Open Educational Resources (OER)

An introduction to finding, evaluating, and using Open Educational Resources



Open Educational Resources (also known as OER) are teaching and learning resources that reside in the public domain or have been shared under a license that allow others to freely use and revise them. Open educational resources can include entire courses, course materials, textbooks, multimedia, or teaching techniques. 

Despite the rise of innovative new instructional technologies, for the average student and teacher, educational materials remain limited by high costs, copyright regulations, and technological barriers. Books and supplies were estimated to cost IU Bloomington students $1032 for the 2017-2018 academic year. This impacts students' learning: a national survey found that 65% of students will avoid buying expensive textbooks, even if they know their academic progress will suffer as a result. OER offer a solution to these issues, providing accessible content for students and increasing engagement in classrooms.

OER are always free, but free content is not always considered open. A distinctive attribute of OER is the license they are shared under and that others can update, alter, or redistribute without the need to gain permission from the copyright holder.

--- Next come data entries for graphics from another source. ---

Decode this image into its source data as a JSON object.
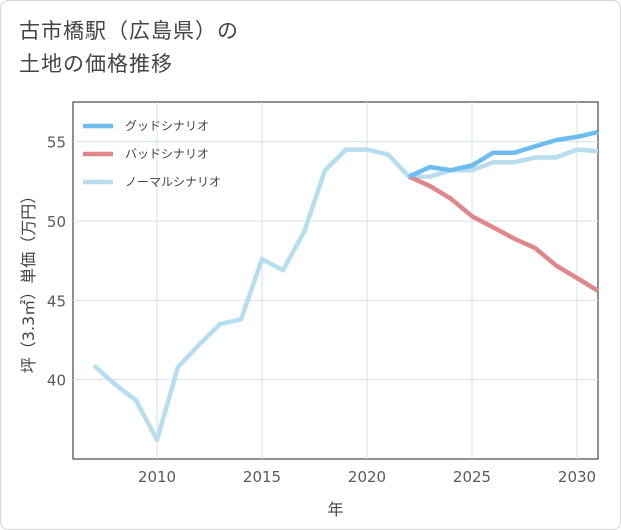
{
  "title_line1": "古市橋駅（広島県）の",
  "title_line2": "土地の価格推移",
  "chart_data": {
    "type": "line",
    "xlabel": "年",
    "ylabel": "坪（3.3㎡）単価（万円）",
    "xlim": [
      2006,
      2031
    ],
    "ylim": [
      35,
      57.5
    ],
    "xticks": [
      2010,
      2015,
      2020,
      2025,
      2030
    ],
    "yticks": [
      40,
      45,
      50,
      55
    ],
    "grid": true,
    "legend_position": "top-left",
    "series": [
      {
        "name": "グッドシナリオ",
        "color": "#6cbdee",
        "x": [
          2022,
          2023,
          2024,
          2025,
          2026,
          2027,
          2028,
          2029,
          2030,
          2031
        ],
        "y": [
          52.8,
          53.4,
          53.2,
          53.5,
          54.3,
          54.3,
          54.7,
          55.1,
          55.3,
          55.6
        ]
      },
      {
        "name": "バッドシナリオ",
        "color": "#e0868c",
        "x": [
          2022,
          2023,
          2024,
          2025,
          2026,
          2027,
          2028,
          2029,
          2030,
          2031
        ],
        "y": [
          52.8,
          52.2,
          51.4,
          50.3,
          49.6,
          48.9,
          48.3,
          47.2,
          46.4,
          45.6
        ]
      },
      {
        "name": "ノーマルシナリオ",
        "color": "#b7ddef",
        "x": [
          2007,
          2008,
          2009,
          2010,
          2011,
          2012,
          2013,
          2014,
          2015,
          2016,
          2017,
          2018,
          2019,
          2020,
          2021,
          2022,
          2023,
          2024,
          2025,
          2026,
          2027,
          2028,
          2029,
          2030,
          2031
        ],
        "y": [
          40.9,
          39.7,
          38.7,
          36.2,
          40.8,
          42.2,
          43.5,
          43.8,
          47.6,
          46.9,
          49.3,
          53.2,
          54.5,
          54.5,
          54.2,
          52.8,
          52.8,
          53.2,
          53.2,
          53.7,
          53.7,
          54.0,
          54.0,
          54.5,
          54.4
        ]
      }
    ]
  }
}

There is a wealth of content available online that is technically free but with restricted terms of use, even within the context of a classroom. Resources that are available for free but aren't open could also be technologically or economically restricted at any point in the future.

Affordable course content, like OER, works to make educational materials more financially accessible to students. Unlike OER, however, affordable content is not always free or open. "Affordable" refers to a wide variety of ways in which the cost of the content is reduced for students. Some examples include affordable eTexts or library licensed materials. Both are important for helping increase access so selecting which to use depends on the course you're teaching and the material available.

An essential part of finding quality OER is ensuring that the content is relevant to your course objectives, up to date, and properly edited and maintained. Be sure to check out the IU Libraries guide for evaluating OER for a step by step guide.

Understanding OER Copyright: Creative Commons

In order for a resource to be considered open, it must be shared under a Creative Commons license, often allowing others do the following:

  • Retain a copy
  • Reuse the content
  • Revise or modify
  • Remix or combine parts from various sources into one
  • Redistribute the original and your revision/remix

IU Libraries staff can help you understand what the license enables you to do in your course.